Should beauty pageants discriminate against women who have had cosmetic surgery?
Is it fair for "100% natural" contestants to compete against "surgically-improved" contestants?
Should there be separate beauty pageants for each category?
Should all compete together, with penalties assigned to those who had "help"?

When I asked my [feminist] wife and 'tween daughter for their viewpoints on this, they had identical, adamant answers: Who Cares? Beauty Pageants Are Stupid!

Elaborating, they explained to me that beauty contests are sexist/anti-feminist/exploitative/blatant objectification/shallow/degrading/borderline-abusive "meat market" events that prey on female insecurities and damage self-esteem.

Should they be eliminated? Tossed to oblivion? Brief research revealed to me that there are indeed significant movements in in France and in Australia to ban Child Beauty Pageants, and a governor in northwestern Colombia has recently banned beauty pageants and fashion shows in his district's schools, claiming, "School is for studying, not for runways."

Good point, I thought, remembering the hype in my high school when the Homecoming Queen was chosen, with her court of nine also-ran princesses. Quite silly and "stupid", in retrospect. Huge photos of them in the yearbook, in pink mini-skirts. But… who were the 10 smartest, or kindest, or most-hardworking, or even most athletic girls? I haven't a clue. No mention was provided. Those categories aren't societally-important is the callow message teen girls are given…



Are South Korean women insecure about their appearance? Check out two stats below:

77.7% of Korean women over 18 years old "feel they need cosmetic surgery."
69.9% of Korean women said they "suffered stress because of their appearance."

More interesting than Beauty Pageants is the propagation question that "Miss Curiosity" proposed. What should be done about couples falling in love, marrying each other, and then… having babies that have the genetic, "uglier" face?
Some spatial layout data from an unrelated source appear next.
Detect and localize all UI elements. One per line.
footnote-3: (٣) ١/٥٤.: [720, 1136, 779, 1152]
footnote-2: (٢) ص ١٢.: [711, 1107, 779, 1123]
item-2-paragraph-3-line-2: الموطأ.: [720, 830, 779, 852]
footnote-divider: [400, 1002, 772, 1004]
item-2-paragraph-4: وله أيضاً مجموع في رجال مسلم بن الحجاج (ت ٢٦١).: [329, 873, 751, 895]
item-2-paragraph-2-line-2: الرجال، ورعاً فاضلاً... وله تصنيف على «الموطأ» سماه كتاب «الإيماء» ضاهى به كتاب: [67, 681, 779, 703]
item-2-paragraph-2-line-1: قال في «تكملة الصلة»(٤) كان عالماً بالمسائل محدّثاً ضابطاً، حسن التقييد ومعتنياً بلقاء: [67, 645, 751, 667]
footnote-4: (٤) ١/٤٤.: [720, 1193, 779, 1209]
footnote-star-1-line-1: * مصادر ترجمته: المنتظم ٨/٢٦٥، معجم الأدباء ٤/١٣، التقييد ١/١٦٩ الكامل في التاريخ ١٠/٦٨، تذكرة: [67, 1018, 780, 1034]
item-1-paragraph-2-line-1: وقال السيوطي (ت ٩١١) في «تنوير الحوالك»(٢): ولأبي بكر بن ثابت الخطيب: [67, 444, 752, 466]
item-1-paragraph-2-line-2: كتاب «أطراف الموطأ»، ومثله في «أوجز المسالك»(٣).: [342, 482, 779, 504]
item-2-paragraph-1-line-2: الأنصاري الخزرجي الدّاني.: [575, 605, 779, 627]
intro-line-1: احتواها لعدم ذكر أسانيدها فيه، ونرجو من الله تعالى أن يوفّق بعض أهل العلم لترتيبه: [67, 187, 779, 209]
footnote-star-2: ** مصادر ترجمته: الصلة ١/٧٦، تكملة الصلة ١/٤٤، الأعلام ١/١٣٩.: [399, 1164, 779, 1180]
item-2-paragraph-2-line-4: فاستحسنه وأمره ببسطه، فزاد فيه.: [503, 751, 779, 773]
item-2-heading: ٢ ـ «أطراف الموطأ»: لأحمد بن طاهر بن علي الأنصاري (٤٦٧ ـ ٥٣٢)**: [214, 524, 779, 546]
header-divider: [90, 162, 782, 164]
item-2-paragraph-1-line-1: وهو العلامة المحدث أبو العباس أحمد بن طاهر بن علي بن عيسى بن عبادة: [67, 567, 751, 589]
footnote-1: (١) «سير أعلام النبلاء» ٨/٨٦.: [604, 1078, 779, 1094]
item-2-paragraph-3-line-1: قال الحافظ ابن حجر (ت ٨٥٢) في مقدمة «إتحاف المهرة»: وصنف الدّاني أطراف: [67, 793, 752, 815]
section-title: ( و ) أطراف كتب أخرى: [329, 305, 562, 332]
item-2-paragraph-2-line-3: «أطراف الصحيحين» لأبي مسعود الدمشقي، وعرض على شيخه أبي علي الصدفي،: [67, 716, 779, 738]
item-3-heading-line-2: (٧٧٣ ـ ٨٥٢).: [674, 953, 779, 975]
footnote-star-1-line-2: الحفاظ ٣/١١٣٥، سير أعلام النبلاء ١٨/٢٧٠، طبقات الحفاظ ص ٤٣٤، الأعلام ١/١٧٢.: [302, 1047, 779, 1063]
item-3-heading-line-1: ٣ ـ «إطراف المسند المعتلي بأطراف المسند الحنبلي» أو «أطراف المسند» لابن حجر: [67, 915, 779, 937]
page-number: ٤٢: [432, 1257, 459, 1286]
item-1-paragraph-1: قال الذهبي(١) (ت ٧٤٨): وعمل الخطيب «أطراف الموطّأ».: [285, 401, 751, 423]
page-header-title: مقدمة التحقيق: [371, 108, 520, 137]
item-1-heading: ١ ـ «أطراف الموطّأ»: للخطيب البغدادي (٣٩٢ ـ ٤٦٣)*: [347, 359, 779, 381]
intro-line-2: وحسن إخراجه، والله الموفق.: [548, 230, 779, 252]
Should people be obliged - before dating or marrying or having children - to reveal all their cosmetic enhancement secrets?

I can't verify that he following story is true - it's original source seems to be the "Macedonian International News Agency." The vicious tale claims an enraged Northern China man named Jian Feng sued his wife when he learned - after delivery of a non-glamorous baby girl - that his beloved spouse had spent $100,000 on facial surgery, before they met. The report claims he settled for $120,000.

Where'd she - supposedly - get her plastic surgery done? Not surprisingly, in Seoul.

Chinese women often arrive in South Korea with photos of Korean celebrities they want to resemble. They're part of a quickly expanding horde; in 2007 only 8,000 foreigners traveled there for a new look; by 2012 Korea is expected to service 200,000, by 2020 they expect an even 1 million.

What's your opinion? Should we expose our cosmetic secrets to anyone who has an vested interest, like a potential breeding partner?

Seems to me… Yes.

It's polite and responsible to reveal pertinent bio-secrets, like vasectomies, infertility, all family-members-mad-as-a-hatter, so… why should non-bio secrets be closeted? Exposing them, IMO, is morally required.

Surprised by my attitude? Don't be… I said all this before in a previous essay, 100% Honesty, Transparency, Disclosure - is this the "naked future" we want?